Apple cons the bloggers

What they thought was a scoop just turned up on Apple’s website.

Charles Arthur described his App Store briefing as a Telegraph “exclusive.” The Verge’s Lauren Goode characterized hers as a “rare pre-WWDC sit-down interview” with Phil Schiller. Apple’s powerful marketing chief also “sat down” with Jim Dalrymple of The Loop. “So started my phone call with Phil Schiller yesterday,” was how Daring Fireball’s John Gruber framed his piece.

As near as I can tell, none of these journalists was aware that everything Apple told them for release on Wednesday would be laid out in more detail, and even more clearly, on the company’s website the next day.

Apple this week turned a new page in its long history of press manipulation.
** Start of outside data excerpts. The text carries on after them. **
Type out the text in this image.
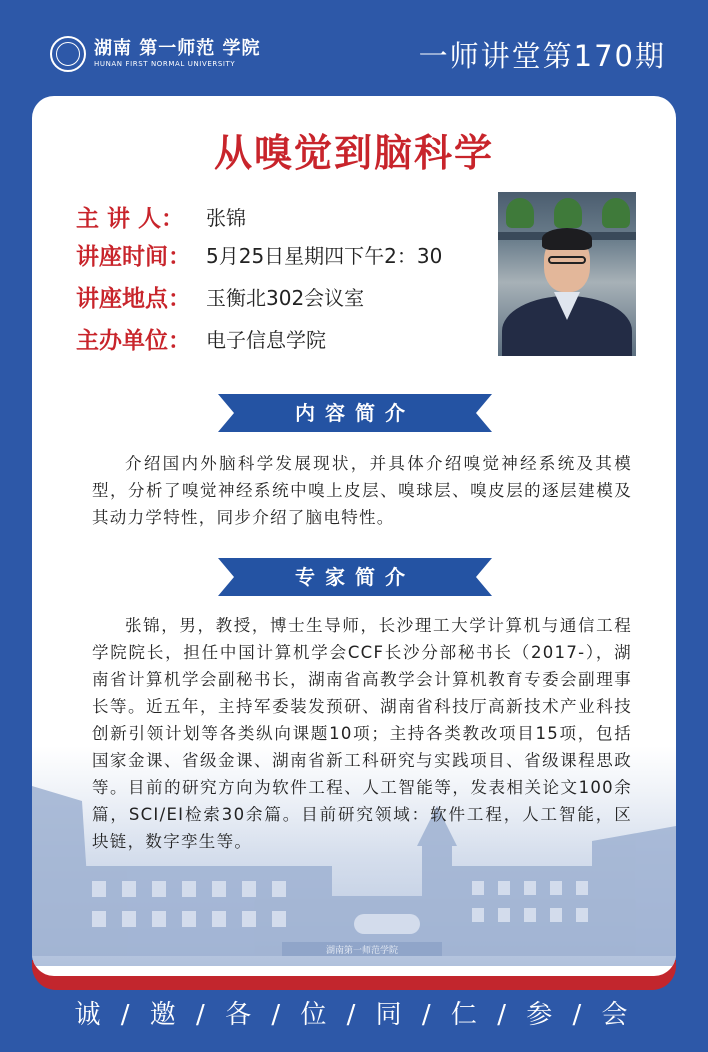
湖南 第一师范 学院
HUNAN FIRST NORMAL UNIVERSITY	一师讲堂第170期
湖南第一师范学院
从嗅觉到脑科学
主 讲 人：	张锦
讲座时间： 5月25日星期四下午2：30
讲座地点： 玉衡北302会议室
主办单位： 电子信息学院
内容简介
介绍国内外脑科学发展现状，并具体介绍嗅觉神经系统及其模型，分析了嗅觉神经系统中嗅上皮层、嗅球层、嗅皮层的逐层建模及其动力学特性，同步介绍了脑电特性。
专家简介
张锦，男，教授，博士生导师，长沙理工大学计算机与通信工程学院院长，担任中国计算机学会CCF长沙分部秘书长（2017-），湖南省计算机学会副秘书长，湖南省高教学会计算机教育专委会副理事长等。近五年，主持军委装发预研、湖南省科技厅高新技术产业科技创新引领计划等各类纵向课题10项；主持各类教改项目15项，包括国家金课、省级金课、湖南省新工科研究与实践项目、省级课程思政等。目前的研究方向为软件工程、人工智能等，发表相关论文100余篇，SCI/EI检索30余篇。目前研究领域：软件工程，人工智能，区块链，数字孪生等。
诚 / 邀 / 各 / 位 / 同 / 仁 / 参 / 会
Not content to monopolize the attention of the hundreds of tech reporters who will gather in San Francisco Monday for Tim Cook’s two-hour WWDC keynote, it has found a new way to front-load the coverage. To drum up attention for two App Store initiatives that fell out of what he describes as an already over-packed keynote, Schiller made some phone calls.
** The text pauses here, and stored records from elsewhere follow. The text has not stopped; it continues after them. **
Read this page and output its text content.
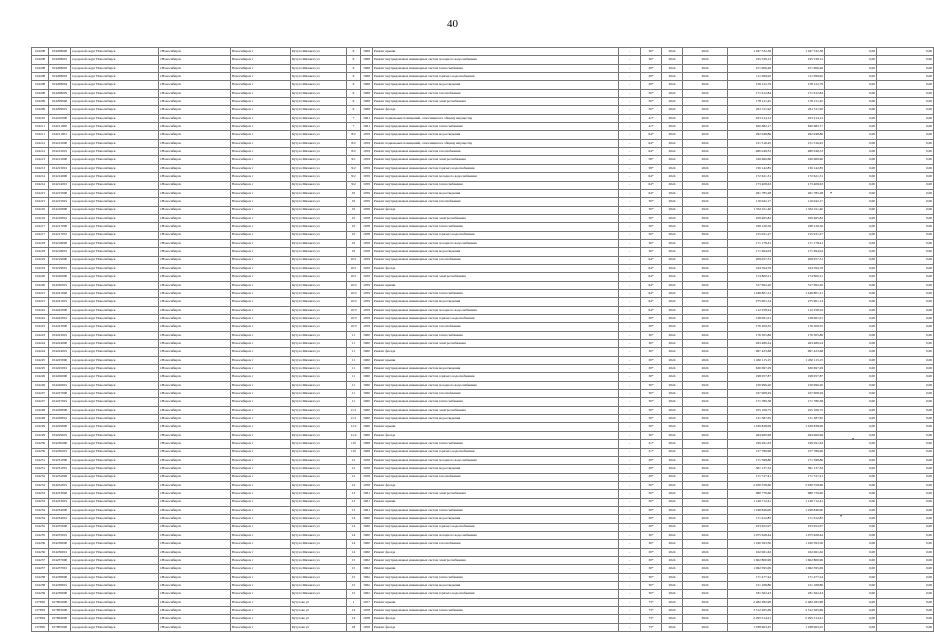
40
104208	104208000	городской округ Новосибирск	г.Новосибирск	Новосибирск г	Кутуза Михаила ул	6	1968	Ремонт крыши	-	30*	2024	2024	1 047 532,38	1 047 532,38	0,00	0,00	
104208	104208001	городской округ Новосибирск	г.Новосибирск	Новосибирск г	Кутуза Михаила ул	6	1968	Ремонт внутридомовых инженерных систем холодного водоснабжения	-	30*	2024	2024	195 539,12	195 539,12	0,00	0,00	
104208	104208002	городской округ Новосибирск	г.Новосибирск	Новосибирск г	Кутуза Михаила ул	6	1968	Ремонт внутридомовых инженерных систем теплоснабжения	-	30*	2024	2024	471 906,40	471 906,40	0,00	0,00	
104208	104208003	городской округ Новосибирск	г.Новосибирск	Новосибирск г	Кутуза Михаила ул	6	1968	Ремонт внутридомовых инженерных систем горячего водоснабжения	-	30*	2024	2024	111 099,92	111 099,92	0,00	0,00	
104208	104208004	городской округ Новосибирск	г.Новосибирск	Новосибирск г	Кутуза Михаила ул	6	1968	Ремонт внутридомовых инженерных систем водоотведения	-	30*	2024	2024	158 122,79	158 122,79	0,00	0,00	
104208	104208005	городской округ Новосибирск	г.Новосибирск	Новосибирск г	Кутуза Михаила ул	6	1968	Ремонт внутридомовых инженерных систем газоснабжения	-	30*	2024	2024	171 612,84	171 612,84	0,00	0,00	
104209	104209000	городской округ Новосибирск	г.Новосибирск	Новосибирск г	Кутуза Михаила ул	6	1968	Ремонт внутридомовых инженерных систем электроснабжения	-	30*	2024	2024	178 211,45	178 211,45	0,00	0,00	
104209	104209001	городской округ Новосибирск	г.Новосибирск	Новосибирск г	Кутуза Михаила ул	6	1968	Ремонт фасада	-	30*	2024	2024	261 311,92	261 311,92	0,00	0,00	
104210	104210000	городской округ Новосибирск	г.Новосибирск	Новосибирск г	Кутуза Михаила ул	7	1961	Ремонт подвальных помещений, относящихся к общему имуществу	-	41*	2024	2024	453 214,12	453 214,12	0,00	0,00	
104211	104211000	городской округ Новосибирск	г.Новосибирск	Новосибирск г	Кутуза Михаила ул	7	1961	Ремонт внутридомовых инженерных систем теплоснабжения	-	41*	2024	2024	620 682,17	620 682,17	0,00	0,00	
104211	104211001	городской округ Новосибирск	г.Новосибирск	Новосибирск г	Кутуза Михаила ул	8/2	1959	Ремонт внутридомовых инженерных систем водоотведения	-	64*	2024	2024	292 048,86	292 048,86	0,00	0,00	
104212	104212000	городской округ Новосибирск	г.Новосибирск	Новосибирск г	Кутуза Михаила ул	8/2	1959	Ремонт подвальных помещений, относящихся к общему имуществу	-	64*	2024	2024	151 516,45	151 516,45	0,00	0,00	
104212	104212001	городской округ Новосибирск	г.Новосибирск	Новосибирск г	Кутуза Михаила ул	8/2	1959	Ремонт внутридомовых инженерных систем газоснабжения	-	64*	2024	2024	480 048,33	480 048,33	0,00	0,00	
104213	104213000	городской округ Новосибирск	г.Новосибирск	Новосибирск г	Кутуза Михаила ул	9/1	1959	Ремонт внутридомовых инженерных систем электроснабжения	-	58*	2024	2024	169 669,60	169 669,60	0,00	0,00	
104213	104213001	городской округ Новосибирск	г.Новосибирск	Новосибирск г	Кутуза Михаила ул	9/2	1959	Ремонт внутридомовых инженерных систем горячего водоснабжения	-	58*	2024	2024	156 142,85	156 142,85	0,00	0,00	
104214	104214000	городской округ Новосибирск	г.Новосибирск	Новосибирск г	Кутуза Михаила ул	9/2	1959	Ремонт внутридомовых инженерных систем холодного водоснабжения	-	64*	2024	2024	172 621,31	172 621,31	0,00	0,00	
104214	104214001	городской округ Новосибирск	г.Новосибирск	Новосибирск г	Кутуза Михаила ул	9/2	1959	Ремонт внутридомовых инженерных систем теплоснабжения	-	64*	2024	2024	173 408,63	173 408,63	0,00	0,00	
104215	104215000	городской округ Новосибирск	г.Новосибирск	Новосибирск г	Кутуза Михаила ул	10	1959	Ремонт внутридомовых инженерных систем водоотведения	-	64*	2024	2024	261 785,28	261 785,28	0,00	0,00	
104215	104215001	городской округ Новосибирск	г.Новосибирск	Новосибирск г	Кутуза Михаила ул	10	1959	Ремонт внутридомовых инженерных систем газоснабжения	-	30*	2024	2024	116 942,17	116 942,17	0,00	0,00	
104216	104216000	городской округ Новосибирск	г.Новосибирск	Новосибирск г	Кутуза Михаила ул	10	1958	Ремонт фасада	-	30*	2024	2024	1 332 011,40	1 332 011,40	0,00	0,00	
104216	104216001	городской округ Новосибирск	г.Новосибирск	Новосибирск г	Кутуза Михаила ул	10	1958	Ремонт внутридомовых инженерных систем электроснабжения	-	30*	2024	2024	459 465,82	459 465,82	0,00	0,00	
104217	104217000	городской округ Новосибирск	г.Новосибирск	Новосибирск г	Кутуза Михаила ул	10	1958	Ремонт внутридомовых инженерных систем теплоснабжения	-	30*	2024	2024	168 126,56	168 126,56	0,00	0,00	
104217	104217001	городской округ Новосибирск	г.Новосибирск	Новосибирск г	Кутуза Михаила ул	10	1958	Ремонт внутридомовых инженерных систем горячего водоснабжения	-	30*	2024	2024	155 931,27	155 931,27	0,00	0,00	
104218	104218000	городской округ Новосибирск	г.Новосибирск	Новосибирск г	Кутуза Михаила ул	10	1958	Ремонт внутридомовых инженерных систем холодного водоснабжения	-	30*	2024	2024	171 178,41	171 178,41	0,00	0,00	
104218	104218001	городской округ Новосибирск	г.Новосибирск	Новосибирск г	Кутуза Михаила ул	10	1958	Ремонт внутридомовых инженерных систем водоотведения	-	30*	2024	2024	171 694,04	171 694,04	0,00	0,00	
104219	104219000	городской округ Новосибирск	г.Новосибирск	Новосибирск г	Кутуза Михаила ул	10/1	1959	Ремонт внутридомовых инженерных систем газоснабжения	-	64*	2024	2024	208 057,31	208 057,31	0,00	0,00	
104219	104219001	городской округ Новосибирск	г.Новосибирск	Новосибирск г	Кутуза Михаила ул	10/1	1959	Ремонт фасада	-	64*	2024	2024	164 594,76	164 594,76	0,00	0,00	
104220	104220000	городской округ Новосибирск	г.Новосибирск	Новосибирск г	Кутуза Михаила ул	10/1	1959	Ремонт внутридомовых инженерных систем электроснабжения	-	64*	2024	2024	174 800,21	174 800,21	0,00	0,00	
104220	104220001	городской округ Новосибирск	г.Новосибирск	Новосибирск г	Кутуза Михаила ул	10/2	1959	Ремонт крыши	-	64*	2024	2024	317 062,20	317 062,20	0,00	0,00	
104221	104221000	городской округ Новосибирск	г.Новосибирск	Новосибирск г	Кутуза Михаила ул	10/2	1959	Ремонт внутридомовых инженерных систем теплоснабжения	-	64*	2024	2024	1 448 801,21	1 448 801,21	0,00	0,00	
104221	104221001	городской округ Новосибирск	г.Новосибирск	Новосибирск г	Кутуза Михаила ул	10/2	1959	Ремонт внутридомовых инженерных систем водоотведения	-	64*	2024	2024	275 901,14	275 901,14	0,00	0,00	
104222	104222000	городской округ Новосибирск	г.Новосибирск	Новосибирск г	Кутуза Михаила ул	10/3	1959	Ремонт внутридомовых инженерных систем холодного водоснабжения	-	64*	2024	2024	112 258,24	112 258,24	0,00	0,00	
104222	104222001	городской округ Новосибирск	г.Новосибирск	Новосибирск г	Кутуза Михаила ул	10/3	1959	Ремонт внутридомовых инженерных систем горячего водоснабжения	-	30*	2024	2024	128 061,01	128 061,01	0,00	0,00	
104223	104223000	городской округ Новосибирск	г.Новосибирск	Новосибирск г	Кутуза Михаила ул	10/3	1959	Ремонт внутридомовых инженерных систем газоснабжения	-	30*	2024	2024	176 209,35	176 209,35	0,00	0,00	
104223	104223001	городской округ Новосибирск	г.Новосибирск	Новосибирск г	Кутуза Михаила ул	11	1960	Ремонт внутридомовых инженерных систем теплоснабжения	-	30*	2024	2024	176 305,86	176 305,86	0,00	0,00	
104224	104224000	городской округ Новосибирск	г.Новосибирск	Новосибирск г	Кутуза Михаила ул	11	1960	Ремонт внутридомовых инженерных систем электроснабжения	-	30*	2024	2024	263 480,24	263 480,24	0,00	0,00	
104224	104224001	городской округ Новосибирск	г.Новосибирск	Новосибирск г	Кутуза Михаила ул	11	1960	Ремонт фасада	-	30*	2024	2024	997 423,68	997 423,68	0,00	0,00	
104225	104225000	городской округ Новосибирск	г.Новосибирск	Новосибирск г	Кутуза Михаила ул	11	1960	Ремонт крыши	-	30*	2024	2024	1 450 115,15	1 450 115,15	0,00	0,00	
104225	104225001	городской округ Новосибирск	г.Новосибирск	Новосибирск г	Кутуза Михаила ул	11	1960	Ремонт внутридомовых инженерных систем водоотведения	-	30*	2024	2024	630 697,29	630 697,29	0,00	0,00	
104226	104226000	городской округ Новосибирск	г.Новосибирск	Новосибирск г	Кутуза Михаила ул	11	1960	Ремонт внутридомовых инженерных систем горячего водоснабжения	-	30*	2024	2024	198 057,87	198 057,87	0,00	0,00	
104226	104226001	городской округ Новосибирск	г.Новосибирск	Новосибирск г	Кутуза Михаила ул	11	1960	Ремонт внутридомовых инженерных систем холодного водоснабжения	-	30*	2024	2024	150 996,20	150 996,20	0,00	0,00	
104227	104227000	городской округ Новосибирск	г.Новосибирск	Новосибирск г	Кутуза Михаила ул	11	1960	Ремонт внутридомовых инженерных систем газоснабжения	-	30*	2024	2024	167 908,29	167 908,29	0,00	0,00	
104227	104227001	городской округ Новосибирск	г.Новосибирск	Новосибирск г	Кутуза Михаила ул	11	1960	Ремонт внутридомовых инженерных систем теплоснабжения	-	30*	2024	2024	171 780,38	171 780,38	0,00	0,00	
104228	104228000	городской округ Новосибирск	г.Новосибирск	Новосибирск г	Кутуза Михаила ул	11/1	1960	Ремонт внутридомовых инженерных систем электроснабжения	-	30*	2024	2024	255 166,75	255 166,75	0,00	0,00	
104228	104228001	городской округ Новосибирск	г.Новосибирск	Новосибирск г	Кутуза Михаила ул	11/1	1960	Ремонт внутридомовых инженерных систем водоотведения	-	30*	2024	2024	131 387,65	131 387,65	0,00	0,00	
104229	104229000	городской округ Новосибирск	г.Новосибирск	Новосибирск г	Кутуза Михаила ул	11/2	1960	Ремонт крыши	-	30*	2024	2024	1 439 838,09	1 439 838,09	0,00	0,00	
104229	104229001	городской округ Новосибирск	г.Новосибирск	Новосибирск г	Кутуза Михаила ул	11/2	1960	Ремонт фасада	-	30*	2024	2024	494 960,96	494 960,96	0,00	0,00	
104230	104230000	городской округ Новосибирск	г.Новосибирск	Новосибирск г	Кутуза Михаила ул	11б	1968	Ремонт внутридомовых инженерных систем теплоснабжения	-	31*	2024	2024	199 291,63	199 291,63	0,00	0,00	
104230	104230001	городской округ Новосибирск	г.Новосибирск	Новосибирск г	Кутуза Михаила ул	11б	1968	Ремонт внутридомовых инженерных систем горячего водоснабжения	-	31*	2024	2024	157 786,96	157 786,96	0,00	0,00	
104231	104231000	городской округ Новосибирск	г.Новосибирск	Новосибирск г	Кутуза Михаила ул	12	1958	Ремонт внутридомовых инженерных систем холодного водоснабжения	-	30*	2024	2024	171 598,80	171 598,80	0,00	0,00	
104231	104231001	городской округ Новосибирск	г.Новосибирск	Новосибирск г	Кутуза Михаила ул	12	1958	Ремонт внутридомовых инженерных систем водоотведения	-	30*	2024	2024	361 137,32	361 137,32	0,00	0,00	
104232	104232000	городской округ Новосибирск	г.Новосибирск	Новосибирск г	Кутуза Михаила ул	12	1958	Ремонт внутридомовых инженерных систем газоснабжения	-	30*	2024	2024	171 727,41	171 727,41	0,00	0,00	
104232	104232001	городской округ Новосибирск	г.Новосибирск	Новосибирск г	Кутуза Михаила ул	12	1958	Ремонт фасада	-	30*	2024	2024	2 930 558,60	2 930 558,60	0,00	0,00	
104233	104233000	городской округ Новосибирск	г.Новосибирск	Новосибирск г	Кутуза Михаила ул	13	1961	Ремонт внутридомовых инженерных систем электроснабжения	-	30*	2024	2024	980 776,60	980 776,60	0,00	0,00	
104233	104233001	городской округ Новосибирск	г.Новосибирск	Новосибирск г	Кутуза Михаила ул	13	1961	Ремонт крыши	-	30*	2024	2024	1 149 712,41	1 149 712,41	0,00	0,00	
104234	104234000	городской округ Новосибирск	г.Новосибирск	Новосибирск г	Кутуза Михаила ул	13	1961	Ремонт внутридомовых инженерных систем теплоснабжения	-	30*	2024	2024	1 248 846,00	1 248 846,00	0,00	0,00	
104234	104234001	городской округ Новосибирск	г.Новосибирск	Новосибирск г	Кутуза Михаила ул	14	1960	Ремонт внутридомовых инженерных систем водоотведения	-	30*	2024	2024	171 612,85	171 612,85	0,00	0,00	
104235	104235000	городской округ Новосибирск	г.Новосибирск	Новосибирск г	Кутуза Михаила ул	14	1960	Ремонт внутридомовых инженерных систем горячего водоснабжения	-	30*	2024	2024	253 652,97	253 652,97	0,00	0,00	
104235	104235001	городской округ Новосибирск	г.Новосибирск	Новосибирск г	Кутуза Михаила ул	14	1960	Ремонт внутридомовых инженерных систем холодного водоснабжения	-	30*	2024	2024	1 075 628,44	1 075 628,44	0,00	0,00	
104236	104236000	городской округ Новосибирск	г.Новосибирск	Новосибирск г	Кутуза Михаила ул	14	1960	Ремонт внутридомовых инженерных систем газоснабжения	-	30*	2024	2024	1 160 393,56	1 160 393,56	0,00	0,00	
104236	104236001	городской округ Новосибирск	г.Новосибирск	Новосибирск г	Кутуза Михаила ул	14	1960	Ремонт фасада	-	30*	2024	2024	162 061,62	162 061,62	0,00	0,00	
104237	104237000	городской округ Новосибирск	г.Новосибирск	Новосибирск г	Кутуза Михаила ул	15	1962	Ремонт внутридомовых инженерных систем электроснабжения	-	30*	2024	2024	1 602 800,99	1 602 800,99	0,00	0,00	
104237	104237001	городской округ Новосибирск	г.Новосибирск	Новосибирск г	Кутуза Михаила ул	15	1962	Ремонт крыши	-	30*	2024	2024	1 062 595,09	1 062 595,09	0,00	0,00	
104238	104238000	городской округ Новосибирск	г.Новосибирск	Новосибирск г	Кутуза Михаила ул	15	1962	Ремонт внутридомовых инженерных систем теплоснабжения	-	30*	2024	2024	171 477,24	171 477,24	0,00	0,00	
104238	104238001	городской округ Новосибирск	г.Новосибирск	Новосибирск г	Кутуза Михаила ул	15	1962	Ремонт внутридомовых инженерных систем водоотведения	-	30*	2024	2024	151 168,80	151 168,80	0,00	0,00	
104239	104239000	городской округ Новосибирск	г.Новосибирск	Новосибирск г	Кутуза Михаила ул	15	1962	Ремонт внутридомовых инженерных систем горячего водоснабжения	-	30*	2024	2024	181 562,43	181 562,43	0,00	0,00	
107802	107802000	городской округ Новосибирск	г.Новосибирск	Новосибирск г	Кутузова ул	1	1957	Ремонт крыши	-	73*	2024	2024	2 482 282,98	2 482 282,98	0,00	0,00	
107803	107803000	городской округ Новосибирск	г.Новосибирск	Новосибирск г	Кутузова ул	14	1958	Ремонт внутридомовых инженерных систем теплоснабжения	-	73*	2024	2024	3 512 265,69	3 512 265,69	0,00	0,00	
107804	107804000	городской округ Новосибирск	г.Новосибирск	Новосибирск г	Кутузова ул	14	1958	Ремонт фасада	-	73*	2024	2024	2 295 514,21	2 295 514,21	0,00	0,00	
107805	107805000	городской округ Новосибирск	г.Новосибирск	Новосибирск г	Кутузова ул	18	1958	Ремонт фасада	-	73*	2024	2024	1 038 963,25	1 038 963,25	0,00	0,00	
•
•
•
I don’t blame Apple for trying to take control of an event that had lost, thanks largely to Mark Gurman, much of its capacity to surprise. If Apple PR can extend the WWDC news cycle a few days forward, more power to them.

But should Schiller be punishing Apple-friendly bloggers for carrying his water?

I feel especially sorry for Gruber, who crafts his long-form pieces with care and doesn’t like to deliver on deadline. Having taken Schiller’s call, he banged out one of his longest stories in recent memory—2,073 words—taking care to get every detail just right. I haven’t read each word of Apple’s What’s New in Subscriptions, but it seems to have all the details Schiller gave Gruber, from the new territory pricing scheme to the App Store’s 200 Apple-approved price points.

“Wow this looks like a crapload of words,” wrote one critic on Daring Fireball with comments, a browser extension created by readers for just such an occasion. “I haven’t read beyond the first 2 paragraphs yet but I am assuming this is basically just a big Apple PR piece. WTG Jon!”

“I spoke to Phil Schiller,” mocked another. “He called me, you know. Not the first time that’s happened. Here are the things that he, Phil Schiller, told me when he was speaking to me. On our call. Between Phil Schiller and yours truly.”



  1. Scott Warren said:
    Still majoring in Snark, I see. I think this piece is way too harsh on Schiller. In fact I’m calling it click bait, and it saddens me because I think you’re better than that. I await with interest the responses to your piece from “conned” bloggers. Maybe I’m wrong and they’ll agree with you.

    June 9, 2016
    • Schiller never calls me, which may be where the snark comes from. But if I had put as much work into a piece as these guys did, I’d feel conned.